I have a humming bird feeder and some plants they love and I have never seen a humming bird nest.


----------



## RV's mom (Aug 1, 2010)

mom built this on a wind chime we have hanging next to the walkway. we were astounded. I heard they remember a good place and will return. hope to have the same experience next year.


----------



## Tom (Aug 1, 2010)

Very cool. For a short time, as a child, I lived in a place called humming bird corner, up in the mountains, in Idylwild, CA. We were surrounded by hundreds of humming birds for all the warmer months of the year and it was our job to maintain and put out dozens of feeders.

They have always been very special to me.


----------



## terryo (Aug 1, 2010)

Those pictures were amazing!! I just put a feeder out in the yard this AM. My son lives around the corner from me and he sees them all the time in his yard, so I'm hoping I see some now too.

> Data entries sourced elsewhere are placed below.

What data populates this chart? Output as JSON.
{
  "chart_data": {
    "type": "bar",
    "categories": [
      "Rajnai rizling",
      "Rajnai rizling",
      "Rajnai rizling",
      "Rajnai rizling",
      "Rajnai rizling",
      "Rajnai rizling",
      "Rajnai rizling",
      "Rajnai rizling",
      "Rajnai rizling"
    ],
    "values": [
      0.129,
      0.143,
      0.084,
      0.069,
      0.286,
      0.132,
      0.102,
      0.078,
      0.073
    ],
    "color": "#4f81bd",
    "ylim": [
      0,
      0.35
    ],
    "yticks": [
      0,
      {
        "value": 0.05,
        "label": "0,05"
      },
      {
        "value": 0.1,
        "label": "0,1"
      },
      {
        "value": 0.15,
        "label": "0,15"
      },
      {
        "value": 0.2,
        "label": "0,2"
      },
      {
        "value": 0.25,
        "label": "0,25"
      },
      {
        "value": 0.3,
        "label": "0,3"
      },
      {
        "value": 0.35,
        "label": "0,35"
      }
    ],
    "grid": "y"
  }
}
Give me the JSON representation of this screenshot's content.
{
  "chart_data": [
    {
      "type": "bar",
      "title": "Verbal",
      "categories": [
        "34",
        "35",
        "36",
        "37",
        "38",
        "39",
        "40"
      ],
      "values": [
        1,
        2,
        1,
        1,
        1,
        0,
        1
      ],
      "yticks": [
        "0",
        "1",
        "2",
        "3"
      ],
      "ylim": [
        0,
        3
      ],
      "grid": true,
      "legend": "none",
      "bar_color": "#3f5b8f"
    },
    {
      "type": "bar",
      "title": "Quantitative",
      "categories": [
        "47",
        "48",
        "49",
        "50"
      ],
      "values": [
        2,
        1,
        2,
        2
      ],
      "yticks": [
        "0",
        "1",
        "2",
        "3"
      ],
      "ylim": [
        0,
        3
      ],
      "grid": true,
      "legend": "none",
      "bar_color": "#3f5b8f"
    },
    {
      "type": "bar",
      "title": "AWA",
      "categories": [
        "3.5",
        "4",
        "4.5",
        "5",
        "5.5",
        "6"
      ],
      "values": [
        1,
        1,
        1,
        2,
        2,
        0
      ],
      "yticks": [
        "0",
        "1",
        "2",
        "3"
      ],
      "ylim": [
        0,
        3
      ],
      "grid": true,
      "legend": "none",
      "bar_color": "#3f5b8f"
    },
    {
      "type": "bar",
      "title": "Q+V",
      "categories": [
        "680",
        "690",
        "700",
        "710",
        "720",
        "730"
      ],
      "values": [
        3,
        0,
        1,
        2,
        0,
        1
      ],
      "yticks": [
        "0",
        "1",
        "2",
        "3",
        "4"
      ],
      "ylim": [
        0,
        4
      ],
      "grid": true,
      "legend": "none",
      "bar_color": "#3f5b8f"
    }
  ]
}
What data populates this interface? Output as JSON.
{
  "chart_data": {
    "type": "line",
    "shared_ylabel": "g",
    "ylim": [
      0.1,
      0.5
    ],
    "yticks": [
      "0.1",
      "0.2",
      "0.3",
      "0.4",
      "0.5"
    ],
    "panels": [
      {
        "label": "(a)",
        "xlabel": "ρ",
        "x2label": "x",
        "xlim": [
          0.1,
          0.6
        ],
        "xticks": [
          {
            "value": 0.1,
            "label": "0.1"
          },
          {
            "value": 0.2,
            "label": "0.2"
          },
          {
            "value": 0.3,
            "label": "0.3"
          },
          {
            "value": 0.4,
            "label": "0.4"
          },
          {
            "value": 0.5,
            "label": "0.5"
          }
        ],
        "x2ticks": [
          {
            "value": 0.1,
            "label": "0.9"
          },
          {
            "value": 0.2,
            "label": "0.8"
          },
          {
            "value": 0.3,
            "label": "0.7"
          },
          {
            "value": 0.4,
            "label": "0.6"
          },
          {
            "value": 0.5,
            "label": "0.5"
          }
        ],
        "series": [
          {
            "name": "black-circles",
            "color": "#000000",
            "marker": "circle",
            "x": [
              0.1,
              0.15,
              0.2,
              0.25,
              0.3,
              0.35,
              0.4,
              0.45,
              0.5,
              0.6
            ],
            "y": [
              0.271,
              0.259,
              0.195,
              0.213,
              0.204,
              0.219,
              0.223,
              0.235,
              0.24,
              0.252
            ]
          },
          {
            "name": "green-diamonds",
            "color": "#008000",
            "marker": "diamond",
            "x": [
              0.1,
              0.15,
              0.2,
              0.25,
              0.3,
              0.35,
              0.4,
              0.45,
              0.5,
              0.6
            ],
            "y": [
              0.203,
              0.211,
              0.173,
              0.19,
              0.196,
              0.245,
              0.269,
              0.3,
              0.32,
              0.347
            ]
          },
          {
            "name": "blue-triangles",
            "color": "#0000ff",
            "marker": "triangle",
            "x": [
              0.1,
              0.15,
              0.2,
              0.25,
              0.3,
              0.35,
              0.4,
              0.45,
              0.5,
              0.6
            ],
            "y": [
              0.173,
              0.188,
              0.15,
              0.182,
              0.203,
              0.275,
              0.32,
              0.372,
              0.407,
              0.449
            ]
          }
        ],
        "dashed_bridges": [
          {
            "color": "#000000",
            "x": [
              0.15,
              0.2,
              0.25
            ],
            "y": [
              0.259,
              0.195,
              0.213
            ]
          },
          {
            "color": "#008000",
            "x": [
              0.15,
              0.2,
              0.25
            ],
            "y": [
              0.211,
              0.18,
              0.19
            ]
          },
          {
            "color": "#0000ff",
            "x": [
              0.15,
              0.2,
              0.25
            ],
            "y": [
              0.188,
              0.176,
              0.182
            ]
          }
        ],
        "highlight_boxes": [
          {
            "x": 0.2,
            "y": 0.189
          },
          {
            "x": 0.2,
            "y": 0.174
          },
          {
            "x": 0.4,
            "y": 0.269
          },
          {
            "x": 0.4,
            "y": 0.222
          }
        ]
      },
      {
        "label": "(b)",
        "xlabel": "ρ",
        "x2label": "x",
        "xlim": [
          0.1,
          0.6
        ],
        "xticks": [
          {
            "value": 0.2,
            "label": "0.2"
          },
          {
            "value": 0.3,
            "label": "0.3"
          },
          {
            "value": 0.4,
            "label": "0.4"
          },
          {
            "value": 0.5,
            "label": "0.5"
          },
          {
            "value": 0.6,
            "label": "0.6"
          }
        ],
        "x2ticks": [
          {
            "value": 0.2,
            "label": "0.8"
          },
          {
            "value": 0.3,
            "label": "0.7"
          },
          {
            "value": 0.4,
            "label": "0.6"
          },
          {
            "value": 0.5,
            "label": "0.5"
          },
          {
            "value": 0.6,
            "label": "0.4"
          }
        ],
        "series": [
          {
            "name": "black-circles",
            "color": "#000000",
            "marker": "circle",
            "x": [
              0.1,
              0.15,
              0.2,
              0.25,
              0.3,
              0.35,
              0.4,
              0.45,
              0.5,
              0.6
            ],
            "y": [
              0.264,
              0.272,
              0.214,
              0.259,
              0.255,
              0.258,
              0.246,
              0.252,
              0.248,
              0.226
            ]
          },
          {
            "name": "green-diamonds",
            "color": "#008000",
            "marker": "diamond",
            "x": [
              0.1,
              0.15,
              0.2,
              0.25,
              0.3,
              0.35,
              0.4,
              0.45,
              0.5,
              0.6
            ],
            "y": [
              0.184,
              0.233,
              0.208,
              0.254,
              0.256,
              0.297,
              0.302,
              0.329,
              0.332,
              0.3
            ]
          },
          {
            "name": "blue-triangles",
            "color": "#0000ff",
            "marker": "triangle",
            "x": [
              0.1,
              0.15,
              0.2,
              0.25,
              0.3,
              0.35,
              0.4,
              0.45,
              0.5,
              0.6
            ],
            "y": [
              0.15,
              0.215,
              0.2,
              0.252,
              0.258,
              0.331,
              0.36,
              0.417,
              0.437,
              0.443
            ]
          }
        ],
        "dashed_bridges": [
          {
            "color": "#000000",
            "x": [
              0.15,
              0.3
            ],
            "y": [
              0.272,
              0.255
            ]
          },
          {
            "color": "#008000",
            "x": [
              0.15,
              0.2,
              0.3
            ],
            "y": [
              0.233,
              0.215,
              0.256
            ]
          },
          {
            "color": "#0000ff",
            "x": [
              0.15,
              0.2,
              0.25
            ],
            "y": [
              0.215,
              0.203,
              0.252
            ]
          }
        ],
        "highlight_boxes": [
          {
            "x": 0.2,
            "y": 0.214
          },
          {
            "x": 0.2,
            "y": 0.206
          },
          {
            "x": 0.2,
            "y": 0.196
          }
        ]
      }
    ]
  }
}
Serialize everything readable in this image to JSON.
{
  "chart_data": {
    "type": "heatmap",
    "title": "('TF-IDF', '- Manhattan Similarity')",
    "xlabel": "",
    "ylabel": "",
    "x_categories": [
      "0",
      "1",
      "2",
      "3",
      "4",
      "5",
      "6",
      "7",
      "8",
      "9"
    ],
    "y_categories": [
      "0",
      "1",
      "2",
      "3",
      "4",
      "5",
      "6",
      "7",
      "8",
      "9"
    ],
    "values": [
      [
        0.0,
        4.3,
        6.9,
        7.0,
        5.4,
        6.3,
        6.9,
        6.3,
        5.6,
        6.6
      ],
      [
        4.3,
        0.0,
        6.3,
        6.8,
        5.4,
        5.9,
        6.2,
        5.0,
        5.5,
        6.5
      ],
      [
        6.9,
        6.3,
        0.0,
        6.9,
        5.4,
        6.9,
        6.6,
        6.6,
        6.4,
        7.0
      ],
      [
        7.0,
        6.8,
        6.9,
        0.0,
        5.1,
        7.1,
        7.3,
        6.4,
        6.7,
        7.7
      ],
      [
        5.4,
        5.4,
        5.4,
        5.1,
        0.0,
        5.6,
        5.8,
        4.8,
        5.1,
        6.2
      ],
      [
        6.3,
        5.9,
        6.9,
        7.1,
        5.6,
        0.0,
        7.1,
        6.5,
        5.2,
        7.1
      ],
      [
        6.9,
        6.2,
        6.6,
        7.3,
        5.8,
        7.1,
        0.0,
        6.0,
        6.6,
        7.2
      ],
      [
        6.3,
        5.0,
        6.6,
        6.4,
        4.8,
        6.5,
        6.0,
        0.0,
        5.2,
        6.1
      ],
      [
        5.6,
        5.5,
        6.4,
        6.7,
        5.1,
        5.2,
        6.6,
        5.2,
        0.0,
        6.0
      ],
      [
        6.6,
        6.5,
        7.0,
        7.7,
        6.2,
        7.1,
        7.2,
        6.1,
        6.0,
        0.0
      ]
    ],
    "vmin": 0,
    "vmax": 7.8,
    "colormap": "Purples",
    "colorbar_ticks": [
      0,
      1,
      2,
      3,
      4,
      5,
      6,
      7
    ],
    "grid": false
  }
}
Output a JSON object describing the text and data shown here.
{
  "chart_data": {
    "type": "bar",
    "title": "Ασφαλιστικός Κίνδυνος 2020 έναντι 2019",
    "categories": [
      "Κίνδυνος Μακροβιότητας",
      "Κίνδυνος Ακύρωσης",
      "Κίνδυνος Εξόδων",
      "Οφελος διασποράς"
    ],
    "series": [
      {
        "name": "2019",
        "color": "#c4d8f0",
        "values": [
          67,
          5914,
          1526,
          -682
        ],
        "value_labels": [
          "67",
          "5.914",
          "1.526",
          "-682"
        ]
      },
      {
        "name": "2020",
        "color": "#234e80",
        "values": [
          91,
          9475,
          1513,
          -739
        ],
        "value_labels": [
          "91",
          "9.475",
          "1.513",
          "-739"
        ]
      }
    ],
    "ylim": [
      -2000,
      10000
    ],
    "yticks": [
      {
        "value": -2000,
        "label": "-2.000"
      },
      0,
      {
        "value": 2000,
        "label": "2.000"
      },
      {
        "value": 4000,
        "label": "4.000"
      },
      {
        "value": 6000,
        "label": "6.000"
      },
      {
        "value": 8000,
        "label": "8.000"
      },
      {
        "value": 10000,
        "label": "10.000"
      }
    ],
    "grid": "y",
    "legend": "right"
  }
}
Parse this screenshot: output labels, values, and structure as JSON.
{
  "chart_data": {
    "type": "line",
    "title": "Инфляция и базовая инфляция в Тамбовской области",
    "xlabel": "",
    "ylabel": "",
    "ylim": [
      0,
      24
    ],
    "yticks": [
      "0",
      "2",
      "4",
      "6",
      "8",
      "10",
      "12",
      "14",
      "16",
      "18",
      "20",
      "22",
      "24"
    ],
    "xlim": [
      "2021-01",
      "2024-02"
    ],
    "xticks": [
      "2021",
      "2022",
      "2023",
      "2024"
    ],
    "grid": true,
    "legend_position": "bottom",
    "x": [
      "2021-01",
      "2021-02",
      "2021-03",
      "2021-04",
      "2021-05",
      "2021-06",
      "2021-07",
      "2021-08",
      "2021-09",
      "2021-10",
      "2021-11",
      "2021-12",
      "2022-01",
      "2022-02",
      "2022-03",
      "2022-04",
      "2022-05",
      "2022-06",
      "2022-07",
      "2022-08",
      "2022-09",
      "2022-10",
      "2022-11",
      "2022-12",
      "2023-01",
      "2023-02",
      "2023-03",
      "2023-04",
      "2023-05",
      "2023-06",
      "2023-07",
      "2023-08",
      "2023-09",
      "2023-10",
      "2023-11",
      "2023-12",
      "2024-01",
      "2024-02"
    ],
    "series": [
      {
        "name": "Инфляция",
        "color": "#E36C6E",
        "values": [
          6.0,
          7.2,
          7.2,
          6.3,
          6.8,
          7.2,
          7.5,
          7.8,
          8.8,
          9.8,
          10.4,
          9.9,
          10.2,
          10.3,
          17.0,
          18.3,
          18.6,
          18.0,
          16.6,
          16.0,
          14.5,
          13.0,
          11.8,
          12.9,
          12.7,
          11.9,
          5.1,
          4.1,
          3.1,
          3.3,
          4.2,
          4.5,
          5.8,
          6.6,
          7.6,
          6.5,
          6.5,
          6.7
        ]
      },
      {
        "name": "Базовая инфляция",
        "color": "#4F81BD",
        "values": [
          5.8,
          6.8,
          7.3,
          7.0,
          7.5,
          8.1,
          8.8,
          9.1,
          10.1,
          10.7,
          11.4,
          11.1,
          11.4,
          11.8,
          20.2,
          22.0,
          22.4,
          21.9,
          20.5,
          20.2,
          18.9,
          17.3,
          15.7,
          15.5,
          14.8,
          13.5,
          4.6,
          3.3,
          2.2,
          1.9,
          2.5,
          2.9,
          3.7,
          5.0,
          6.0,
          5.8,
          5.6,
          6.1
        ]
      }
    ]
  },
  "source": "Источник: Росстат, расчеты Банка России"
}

I love your pictures!!


----------



## Missy (Aug 1, 2010)

I have one on my porch and several fight over it. When they get use to you being there they will come and go. My feeder is about 3 feet from my favorite chair. There is a lady in my town that traps and bands Hummers and tracks them. Every year there is a Hummingbird festival where you can donate $5 and she will band a bird and let you release it and when it is trapped sometime later you will get a letter telling you when and where. She banded about 200 last year. She said if you watch a female that she will go straight from the feeder to the nest most of the time. The nest is so tiny you may not see it if your looking right at it. Teri you are so lucky to have a nest so close and your pics are beautiful 

P.S. the Hummingbird lady said the best way to make nectar is 1 cup sugar 3 cups cold water and shake it real good. Before she told me I would boil it and it would be good for about 3 days now with the cold water it lasts a week, if they don't drink it all first


----------



## RV's mom (Aug 1, 2010)

thanks for the tip! we've been boiling our water for the nectar.. we have 3 feeders, 2 in front and one in the back. It is quite a joy to have hummingbirds around, they do tend to fight over the feeder. perhaps because of the proximity of the nest.


----------



## franeich (Aug 1, 2010)

We had one build a nest on a branch above our front door. One of them fell from the nest so I built a new nest for him out of a box and a sock rolled up. The other one that was in the nest ended up falling from the nest a few days later and died. The mom kept feeding the one that was in the box nest I built. I was lucky enough to be outside when the baby flew away. What a great feeling to save a baby humming bird. I held it a few times while reinforcing its nest.


----------